Tech&droit - Blockchain
18/10/2017
Probablement le premier cabinet d’avocats (DDG) à incuber une start-up associant ingénieurs experts en blockchain et avocats, une legal tech propose de faire sortir l’administration de la preuve en matière de propriété intellectuelle du Moyen Âge. Le point sur les modes actuels de protection de l’innovation et les perspectives offertes par la blockchain, avec Vincent Fauchoux, co-fondateur de Blockchainyourlp.
Gaëlle Marraud des Grottes : Quels sont les moyens juridiques actuels qui permettent de protéger une création artistique ?

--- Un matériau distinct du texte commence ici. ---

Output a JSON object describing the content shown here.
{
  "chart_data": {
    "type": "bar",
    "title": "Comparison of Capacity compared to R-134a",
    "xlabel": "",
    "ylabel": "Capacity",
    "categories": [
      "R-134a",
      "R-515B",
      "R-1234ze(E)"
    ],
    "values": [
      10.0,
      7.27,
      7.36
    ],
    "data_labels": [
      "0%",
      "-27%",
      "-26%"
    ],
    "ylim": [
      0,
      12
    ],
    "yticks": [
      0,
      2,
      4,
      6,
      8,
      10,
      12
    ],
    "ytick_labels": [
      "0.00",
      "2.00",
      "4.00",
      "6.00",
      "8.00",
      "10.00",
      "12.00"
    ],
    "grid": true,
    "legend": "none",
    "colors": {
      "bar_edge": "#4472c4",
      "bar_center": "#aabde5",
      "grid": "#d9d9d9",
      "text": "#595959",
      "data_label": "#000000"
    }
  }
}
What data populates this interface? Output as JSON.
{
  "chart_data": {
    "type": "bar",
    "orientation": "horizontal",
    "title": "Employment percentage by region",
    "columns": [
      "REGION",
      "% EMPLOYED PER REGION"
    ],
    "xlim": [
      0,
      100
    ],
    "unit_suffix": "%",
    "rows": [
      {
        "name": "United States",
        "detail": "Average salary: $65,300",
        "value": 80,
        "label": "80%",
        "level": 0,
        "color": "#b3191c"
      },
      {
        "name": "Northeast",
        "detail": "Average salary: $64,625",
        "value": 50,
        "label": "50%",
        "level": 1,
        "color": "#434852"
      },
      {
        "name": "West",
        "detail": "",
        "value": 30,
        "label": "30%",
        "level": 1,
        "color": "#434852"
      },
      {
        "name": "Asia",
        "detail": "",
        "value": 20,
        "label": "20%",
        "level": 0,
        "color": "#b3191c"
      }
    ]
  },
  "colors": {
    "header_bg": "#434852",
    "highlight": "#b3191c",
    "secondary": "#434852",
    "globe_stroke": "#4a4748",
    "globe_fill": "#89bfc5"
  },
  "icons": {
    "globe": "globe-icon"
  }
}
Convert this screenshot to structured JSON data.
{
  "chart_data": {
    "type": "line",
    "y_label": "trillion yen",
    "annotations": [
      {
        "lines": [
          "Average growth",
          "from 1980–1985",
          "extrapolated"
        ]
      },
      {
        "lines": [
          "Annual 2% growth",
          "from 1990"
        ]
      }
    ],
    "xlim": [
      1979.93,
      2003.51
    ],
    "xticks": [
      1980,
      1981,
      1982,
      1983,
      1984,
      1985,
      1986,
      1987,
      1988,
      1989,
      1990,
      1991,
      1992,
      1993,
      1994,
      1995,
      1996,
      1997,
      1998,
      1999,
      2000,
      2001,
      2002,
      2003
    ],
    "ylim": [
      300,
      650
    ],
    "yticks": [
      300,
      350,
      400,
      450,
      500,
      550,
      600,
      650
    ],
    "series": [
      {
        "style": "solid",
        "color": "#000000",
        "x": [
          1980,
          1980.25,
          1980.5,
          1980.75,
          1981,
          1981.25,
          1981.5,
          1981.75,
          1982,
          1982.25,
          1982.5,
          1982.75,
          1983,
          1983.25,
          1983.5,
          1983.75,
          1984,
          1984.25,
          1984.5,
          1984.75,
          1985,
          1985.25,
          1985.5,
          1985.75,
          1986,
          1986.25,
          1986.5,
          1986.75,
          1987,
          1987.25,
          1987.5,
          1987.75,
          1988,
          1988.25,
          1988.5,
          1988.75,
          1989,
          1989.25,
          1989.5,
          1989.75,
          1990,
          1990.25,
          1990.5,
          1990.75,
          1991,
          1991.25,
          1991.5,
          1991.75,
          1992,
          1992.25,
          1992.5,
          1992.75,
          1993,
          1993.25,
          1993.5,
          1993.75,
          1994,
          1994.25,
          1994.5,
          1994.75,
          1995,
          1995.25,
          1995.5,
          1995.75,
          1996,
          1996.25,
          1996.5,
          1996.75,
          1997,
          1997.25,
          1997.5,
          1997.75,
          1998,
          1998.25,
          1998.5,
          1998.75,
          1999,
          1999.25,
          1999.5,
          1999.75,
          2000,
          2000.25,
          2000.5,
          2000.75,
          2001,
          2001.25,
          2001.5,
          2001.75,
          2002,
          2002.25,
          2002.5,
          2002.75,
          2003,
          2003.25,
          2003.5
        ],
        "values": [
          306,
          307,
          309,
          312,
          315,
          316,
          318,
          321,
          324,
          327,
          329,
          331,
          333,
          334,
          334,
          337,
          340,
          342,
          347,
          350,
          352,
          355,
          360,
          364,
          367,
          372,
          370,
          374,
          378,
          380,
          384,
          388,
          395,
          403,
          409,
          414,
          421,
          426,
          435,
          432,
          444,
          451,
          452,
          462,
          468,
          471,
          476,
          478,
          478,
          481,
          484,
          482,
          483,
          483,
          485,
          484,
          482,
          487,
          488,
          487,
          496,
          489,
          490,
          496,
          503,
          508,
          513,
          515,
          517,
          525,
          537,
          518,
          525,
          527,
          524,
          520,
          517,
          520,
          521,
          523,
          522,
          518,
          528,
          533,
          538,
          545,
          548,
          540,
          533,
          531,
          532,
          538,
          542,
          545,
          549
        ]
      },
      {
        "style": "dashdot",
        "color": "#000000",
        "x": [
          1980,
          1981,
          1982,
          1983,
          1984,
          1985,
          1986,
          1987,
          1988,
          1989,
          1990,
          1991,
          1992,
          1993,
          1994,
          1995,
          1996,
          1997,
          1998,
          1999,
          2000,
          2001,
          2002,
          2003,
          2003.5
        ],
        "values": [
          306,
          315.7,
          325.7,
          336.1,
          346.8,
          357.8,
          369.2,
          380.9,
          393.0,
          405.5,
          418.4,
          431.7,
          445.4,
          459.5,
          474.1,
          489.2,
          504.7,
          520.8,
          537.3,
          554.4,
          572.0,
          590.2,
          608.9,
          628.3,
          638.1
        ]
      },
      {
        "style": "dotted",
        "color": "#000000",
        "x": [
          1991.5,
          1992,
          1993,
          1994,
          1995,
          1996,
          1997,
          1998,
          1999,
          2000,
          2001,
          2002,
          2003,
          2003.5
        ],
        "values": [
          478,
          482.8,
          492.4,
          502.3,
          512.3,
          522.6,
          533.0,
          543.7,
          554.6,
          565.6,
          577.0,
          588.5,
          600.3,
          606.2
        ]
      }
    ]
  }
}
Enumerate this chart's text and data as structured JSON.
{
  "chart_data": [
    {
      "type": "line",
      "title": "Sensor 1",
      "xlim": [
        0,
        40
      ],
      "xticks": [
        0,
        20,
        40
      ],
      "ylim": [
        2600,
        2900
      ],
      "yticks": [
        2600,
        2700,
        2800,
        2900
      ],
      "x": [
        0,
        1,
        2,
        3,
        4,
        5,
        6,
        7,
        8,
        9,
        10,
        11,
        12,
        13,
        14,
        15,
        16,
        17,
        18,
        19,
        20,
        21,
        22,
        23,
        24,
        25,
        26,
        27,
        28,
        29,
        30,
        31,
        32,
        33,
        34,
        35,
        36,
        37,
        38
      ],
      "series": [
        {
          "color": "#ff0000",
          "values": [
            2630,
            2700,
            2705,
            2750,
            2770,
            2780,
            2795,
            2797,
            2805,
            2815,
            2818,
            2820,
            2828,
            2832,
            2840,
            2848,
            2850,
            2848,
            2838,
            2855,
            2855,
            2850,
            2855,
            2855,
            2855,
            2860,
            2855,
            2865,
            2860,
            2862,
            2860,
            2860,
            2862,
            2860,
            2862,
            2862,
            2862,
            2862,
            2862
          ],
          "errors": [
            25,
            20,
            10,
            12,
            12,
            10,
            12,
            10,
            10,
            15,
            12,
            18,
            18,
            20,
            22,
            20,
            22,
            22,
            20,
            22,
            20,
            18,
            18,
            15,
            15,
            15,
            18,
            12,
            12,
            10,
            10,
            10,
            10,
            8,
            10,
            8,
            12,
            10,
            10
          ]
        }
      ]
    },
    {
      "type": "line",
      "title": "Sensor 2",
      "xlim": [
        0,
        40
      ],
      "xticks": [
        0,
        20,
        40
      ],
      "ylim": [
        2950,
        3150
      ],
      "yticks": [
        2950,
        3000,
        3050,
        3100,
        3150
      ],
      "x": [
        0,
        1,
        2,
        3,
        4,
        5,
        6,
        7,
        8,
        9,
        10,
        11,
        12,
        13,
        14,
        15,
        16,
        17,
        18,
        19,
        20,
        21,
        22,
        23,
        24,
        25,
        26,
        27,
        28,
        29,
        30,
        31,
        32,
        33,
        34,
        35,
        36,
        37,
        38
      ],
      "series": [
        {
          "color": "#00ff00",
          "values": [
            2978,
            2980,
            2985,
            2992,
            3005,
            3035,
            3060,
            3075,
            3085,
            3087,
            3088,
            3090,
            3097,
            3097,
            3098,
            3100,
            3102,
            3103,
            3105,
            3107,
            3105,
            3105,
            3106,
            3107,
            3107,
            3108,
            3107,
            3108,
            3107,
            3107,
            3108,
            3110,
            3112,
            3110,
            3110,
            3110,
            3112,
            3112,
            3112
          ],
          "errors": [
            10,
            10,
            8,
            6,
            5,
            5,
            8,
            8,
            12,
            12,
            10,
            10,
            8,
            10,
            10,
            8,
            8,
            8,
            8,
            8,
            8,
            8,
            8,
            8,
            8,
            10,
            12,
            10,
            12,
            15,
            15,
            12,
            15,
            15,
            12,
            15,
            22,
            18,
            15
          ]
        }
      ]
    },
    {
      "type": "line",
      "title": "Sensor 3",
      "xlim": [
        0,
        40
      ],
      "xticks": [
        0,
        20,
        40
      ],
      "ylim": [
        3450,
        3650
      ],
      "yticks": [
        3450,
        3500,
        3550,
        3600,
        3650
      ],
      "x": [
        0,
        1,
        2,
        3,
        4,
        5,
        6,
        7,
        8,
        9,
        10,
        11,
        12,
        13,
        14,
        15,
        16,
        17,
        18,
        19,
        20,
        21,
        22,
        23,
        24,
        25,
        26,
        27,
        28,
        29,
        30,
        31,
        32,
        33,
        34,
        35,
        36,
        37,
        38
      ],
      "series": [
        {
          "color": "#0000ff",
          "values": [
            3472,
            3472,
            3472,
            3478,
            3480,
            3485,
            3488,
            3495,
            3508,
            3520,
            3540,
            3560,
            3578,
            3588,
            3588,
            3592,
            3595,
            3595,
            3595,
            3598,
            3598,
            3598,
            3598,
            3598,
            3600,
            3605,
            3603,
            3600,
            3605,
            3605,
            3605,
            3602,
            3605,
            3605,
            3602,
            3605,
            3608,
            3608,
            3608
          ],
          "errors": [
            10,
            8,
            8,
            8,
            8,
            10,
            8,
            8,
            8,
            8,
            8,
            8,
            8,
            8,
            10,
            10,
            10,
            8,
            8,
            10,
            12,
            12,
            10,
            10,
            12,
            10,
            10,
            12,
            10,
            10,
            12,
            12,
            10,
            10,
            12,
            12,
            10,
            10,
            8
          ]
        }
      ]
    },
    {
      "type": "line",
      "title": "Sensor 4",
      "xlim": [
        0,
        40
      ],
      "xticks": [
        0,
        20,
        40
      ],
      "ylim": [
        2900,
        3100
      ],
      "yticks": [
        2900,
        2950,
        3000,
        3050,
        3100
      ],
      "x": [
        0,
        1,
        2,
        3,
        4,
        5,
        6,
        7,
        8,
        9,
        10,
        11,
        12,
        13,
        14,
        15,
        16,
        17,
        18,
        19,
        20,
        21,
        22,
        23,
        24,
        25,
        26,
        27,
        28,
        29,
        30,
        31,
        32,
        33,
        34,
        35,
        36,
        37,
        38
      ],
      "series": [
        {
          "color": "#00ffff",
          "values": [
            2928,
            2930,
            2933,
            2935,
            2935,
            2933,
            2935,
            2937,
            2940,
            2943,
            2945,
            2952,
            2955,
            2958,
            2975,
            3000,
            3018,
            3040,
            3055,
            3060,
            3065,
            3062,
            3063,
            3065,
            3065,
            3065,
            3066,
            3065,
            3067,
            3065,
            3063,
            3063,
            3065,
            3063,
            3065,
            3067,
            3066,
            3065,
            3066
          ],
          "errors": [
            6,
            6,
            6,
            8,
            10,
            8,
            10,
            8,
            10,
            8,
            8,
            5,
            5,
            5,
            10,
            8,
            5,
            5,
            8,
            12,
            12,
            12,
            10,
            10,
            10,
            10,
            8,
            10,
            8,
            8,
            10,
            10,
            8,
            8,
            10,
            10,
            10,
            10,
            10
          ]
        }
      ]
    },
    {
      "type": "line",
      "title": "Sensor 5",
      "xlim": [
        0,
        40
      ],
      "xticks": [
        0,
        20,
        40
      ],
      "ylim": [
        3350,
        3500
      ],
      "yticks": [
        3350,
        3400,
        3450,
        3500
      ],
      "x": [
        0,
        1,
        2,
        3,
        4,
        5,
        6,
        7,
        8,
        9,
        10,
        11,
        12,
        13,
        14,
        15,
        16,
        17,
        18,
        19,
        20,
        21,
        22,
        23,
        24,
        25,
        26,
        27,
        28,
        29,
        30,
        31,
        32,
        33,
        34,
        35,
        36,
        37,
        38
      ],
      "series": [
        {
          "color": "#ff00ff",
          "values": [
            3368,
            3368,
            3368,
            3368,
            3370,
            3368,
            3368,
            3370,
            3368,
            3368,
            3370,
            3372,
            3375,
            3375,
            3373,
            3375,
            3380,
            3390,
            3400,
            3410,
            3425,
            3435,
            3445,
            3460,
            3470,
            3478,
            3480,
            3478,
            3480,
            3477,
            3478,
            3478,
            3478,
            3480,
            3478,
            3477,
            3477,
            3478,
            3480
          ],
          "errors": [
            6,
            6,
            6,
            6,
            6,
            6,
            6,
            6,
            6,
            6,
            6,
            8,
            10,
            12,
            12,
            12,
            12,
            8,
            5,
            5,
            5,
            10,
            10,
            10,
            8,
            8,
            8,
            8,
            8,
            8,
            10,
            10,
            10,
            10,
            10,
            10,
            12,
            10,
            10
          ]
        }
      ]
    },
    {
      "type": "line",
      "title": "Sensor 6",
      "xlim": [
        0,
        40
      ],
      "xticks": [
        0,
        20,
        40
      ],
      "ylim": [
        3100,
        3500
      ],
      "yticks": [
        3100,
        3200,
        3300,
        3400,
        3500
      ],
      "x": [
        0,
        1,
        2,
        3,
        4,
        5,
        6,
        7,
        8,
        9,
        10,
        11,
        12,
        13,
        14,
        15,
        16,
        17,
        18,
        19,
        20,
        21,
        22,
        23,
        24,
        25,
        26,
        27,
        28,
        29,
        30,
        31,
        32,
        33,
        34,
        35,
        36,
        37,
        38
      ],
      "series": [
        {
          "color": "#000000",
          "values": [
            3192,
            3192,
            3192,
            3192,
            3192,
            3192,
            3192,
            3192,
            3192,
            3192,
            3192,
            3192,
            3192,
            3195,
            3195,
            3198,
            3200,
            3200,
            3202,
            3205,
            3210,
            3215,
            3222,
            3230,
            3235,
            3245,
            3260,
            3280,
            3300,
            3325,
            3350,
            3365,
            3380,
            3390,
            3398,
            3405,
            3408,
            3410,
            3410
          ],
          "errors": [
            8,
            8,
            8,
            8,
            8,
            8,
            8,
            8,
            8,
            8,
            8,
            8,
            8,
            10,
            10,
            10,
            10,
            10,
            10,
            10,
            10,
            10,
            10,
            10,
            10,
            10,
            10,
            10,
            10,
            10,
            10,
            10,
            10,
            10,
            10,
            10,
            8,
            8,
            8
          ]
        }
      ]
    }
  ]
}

Vincent FAUCHOUX : Il faut rappeler, tout d’abord, que la protection des créations n’est pas subordonnée à l’accomplissement de formalités. Aux termes de l’article L. 111-1 du Code de la propriété intellectuelle, en effet, « L'auteur d'une œuvre de l'esprit jouit sur cette œuvre, du seul fait de sa création, d'un droit de propriété incorporelle exclusif et opposable à tous ». Par conséquent, la protection par le droit d’auteur est accordée de plein droit : aucune formalité de dépôt ou d’enregistrement n’est nécessaire pour obtenir cette protection. Ce principe dit de la protection automatique est l’un des trois grands principes issus de la Convention de Berne de 1886.
 
Reste que, dans l’hypothèse d’un contentieux en contrefaçon, il faudra rapporter la preuve de la création (date) et de son intégrité (identification de la création dans toutes ses caractéristiques). Il est donc nécessaire de prendre des mesures en amont pour faciliter l’administration de cette preuve, qui peut être apportée par tous moyens.
 
Concrètement, il existe deux types de moyens, ceux qui passent par des tiers de confiance et ceux qui se passent de cette intermédiation. Les moyens intermédiés sont le constat d’huissier, le document notarié, le dépôt auprès d’une société d’auteurs, l’enveloppe Soleau de l’INPI, ou le dépôt en ligne proposé par différentes sociétés en France ou à l’étranger, à savoir des professionnels du droit, organismes publics et privés. Ces systèmes fonctionnent bien aujourd’hui, mais ils ont parfois certains inconvénients : ils sont utilisés comme un système de protection a posteriori et non pas au fil de l’eau. Ils ne sont, par ailleurs, pas conçus pour une création ou une innovation en mode collaboratif (c’est-à-dire avec une intervention simultanée d’une cinquantaine de contributeurs). La preuve peut aussi être administrée par tous moyens avec des documents divers de la vie des affaires tels que : documents marketing ou publicitaires, dessins, croquis ou correspondance datés, catalogue, photographies prises lors de salons, factures envoyées aux détaillants ou aux distributeurs, vidéo sur youtube, etc. Tous ces éléments sont utiles et permettent de créer un faisceau d’indices qui, quand ils sont concordants, sont très efficaces (pour une illustration de l’insuffisance de la preuve rapportée et d’un échec de l’action en contrefaçon, v. CA Paris, 6 sept. 2013, n° 2012/12391, Liberty Retail v. H&M ; v. également, Cass. 1re civ., 15 janv. 2015, n° 13-22.798, Prada v. SARL Cupidon).
 
GMG : Les tribunaux sont-ils exigeants dans la démonstration de la preuve ?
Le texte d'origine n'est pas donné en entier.